Hold up any piece of clothing and it will block light, wind, and maybe some sound. But electromagnetic radiation? Regular fabric is completely transparent to it. WiFi signals, Bluetooth, and cellular radiation pass through cotton, polyester, silk, and wool as if they aren't there. So what makes Faraday fabric different?
What Makes Fabric "Regular"
Conventional textiles are made from non-conductive fibers — whether natural (cotton, wool, linen) or synthetic (polyester, nylon, acrylic). These materials are electrical insulators. They have no free electrons available to interact with electromagnetic fields, which means EM waves pass through them unimpeded.
This is why your phone works perfectly through your jeans pocket, why WiFi penetrates curtains without issue, and why wearing a sweater does absolutely nothing to reduce EMF exposure. The fabric simply isn't participating in the electromagnetic equation.
What Makes Fabric "Faraday"
Faraday fabric integrates electrically conductive elements — metal threads or metallic coatings — into the textile structure. Named after Michael Faraday, who demonstrated in the 1830s that a conductive enclosure blocks external electric fields, Faraday fabric applies this same principle in a flexible, wearable format.
How the shielding works
When an electromagnetic wave hits conductive material, the wave's electric field causes the metal's free electrons to move. These moving electrons generate their own electromagnetic field that opposes the incoming wave, effectively reflecting and absorbing it. The result: reduced EMF transmission through the material.

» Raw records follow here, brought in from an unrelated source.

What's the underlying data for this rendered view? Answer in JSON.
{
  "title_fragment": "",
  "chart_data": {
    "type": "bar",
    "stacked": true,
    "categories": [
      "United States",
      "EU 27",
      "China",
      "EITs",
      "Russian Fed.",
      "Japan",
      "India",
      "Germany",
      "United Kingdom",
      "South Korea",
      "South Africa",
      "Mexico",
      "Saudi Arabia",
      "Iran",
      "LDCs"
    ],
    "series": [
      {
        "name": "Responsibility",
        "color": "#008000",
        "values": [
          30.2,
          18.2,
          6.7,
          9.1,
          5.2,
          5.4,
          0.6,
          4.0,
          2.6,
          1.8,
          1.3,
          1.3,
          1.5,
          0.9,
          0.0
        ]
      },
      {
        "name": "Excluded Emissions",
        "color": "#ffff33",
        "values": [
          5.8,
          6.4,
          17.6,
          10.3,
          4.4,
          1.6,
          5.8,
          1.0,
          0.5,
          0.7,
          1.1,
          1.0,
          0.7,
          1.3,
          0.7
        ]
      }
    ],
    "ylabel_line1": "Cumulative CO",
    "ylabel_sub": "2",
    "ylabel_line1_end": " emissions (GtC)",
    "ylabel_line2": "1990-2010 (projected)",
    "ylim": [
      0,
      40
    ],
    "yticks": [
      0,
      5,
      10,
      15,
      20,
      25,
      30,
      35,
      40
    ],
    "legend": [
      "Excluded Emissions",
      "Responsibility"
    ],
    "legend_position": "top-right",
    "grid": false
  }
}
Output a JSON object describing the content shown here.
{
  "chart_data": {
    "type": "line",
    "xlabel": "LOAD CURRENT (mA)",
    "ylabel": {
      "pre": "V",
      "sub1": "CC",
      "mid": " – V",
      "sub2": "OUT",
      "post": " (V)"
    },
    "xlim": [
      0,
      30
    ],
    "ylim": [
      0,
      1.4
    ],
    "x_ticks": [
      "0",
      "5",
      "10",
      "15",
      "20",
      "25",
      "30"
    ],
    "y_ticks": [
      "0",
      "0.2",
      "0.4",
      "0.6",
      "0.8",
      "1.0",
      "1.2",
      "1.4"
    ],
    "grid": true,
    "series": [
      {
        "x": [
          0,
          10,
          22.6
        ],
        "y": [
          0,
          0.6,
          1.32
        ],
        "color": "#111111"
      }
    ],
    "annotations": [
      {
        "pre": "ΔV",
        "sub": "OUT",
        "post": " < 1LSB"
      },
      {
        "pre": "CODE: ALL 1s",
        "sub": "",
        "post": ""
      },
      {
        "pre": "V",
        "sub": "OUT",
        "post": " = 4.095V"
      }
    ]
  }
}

The key factors that determine shielding effectiveness are:
- Conductivity of the metal: Higher conductivity means more free electrons available to respond to incoming waves
- Thread density: Tighter weave means smaller gaps for radiation to leak through
- Material thickness: More material provides more opportunities for wave attenuation
- Frequency of the radiation: Different frequencies interact differently with the mesh — generally, higher frequencies need tighter mesh spacing
Common Conductive Materials in Faraday Fabric
Not all Faraday fabrics are created equal. The choice of conductive material matters enormously for both performance and durability:
- Silver: Highest conductivity but tarnishes over time, reducing effectiveness. Often applied as a coating rather than woven in.
- Stainless steel: Durable but relatively low conductivity compared to other options. Can make fabric stiff.
- Copper-nickel alloy: Strong conductivity with excellent corrosion resistance. Maintains properties over time. This is what RADIHALT uses.
- Aluminum: Lightweight and conductive but brittle — not ideal for fabrics that need to flex and fold repeatedly.
How to Tell Them Apart
The simplest test: grab a multimeter. Set it to resistance mode and touch both probes to the fabric. Faraday fabric will show measurable electrical resistance (ideally low — under a few ohms). Regular fabric will show an open circuit — infinite resistance, zero conductivity.
You can also wrap your phone in the fabric and check if WiFi or cellular signal drops. A Faraday fabric should noticeably attenuate the signal. Regular fabric won't change it at all.
Why It Matters for EMF Protection
Any product claiming to offer EMF protection must use genuinely conductive material. There are no exceptions to this — it's fundamental physics. Products that use regular fabric with "EMF-blocking" labels but no conductive element are simply not capable of shielding electromagnetic radiation. For a deeper look at the physics, see our science page.
When evaluating any EMF product, the first question should always be: what's the conductive material, and can I verify it? If the answer is vague or unverifiable, that's a red flag.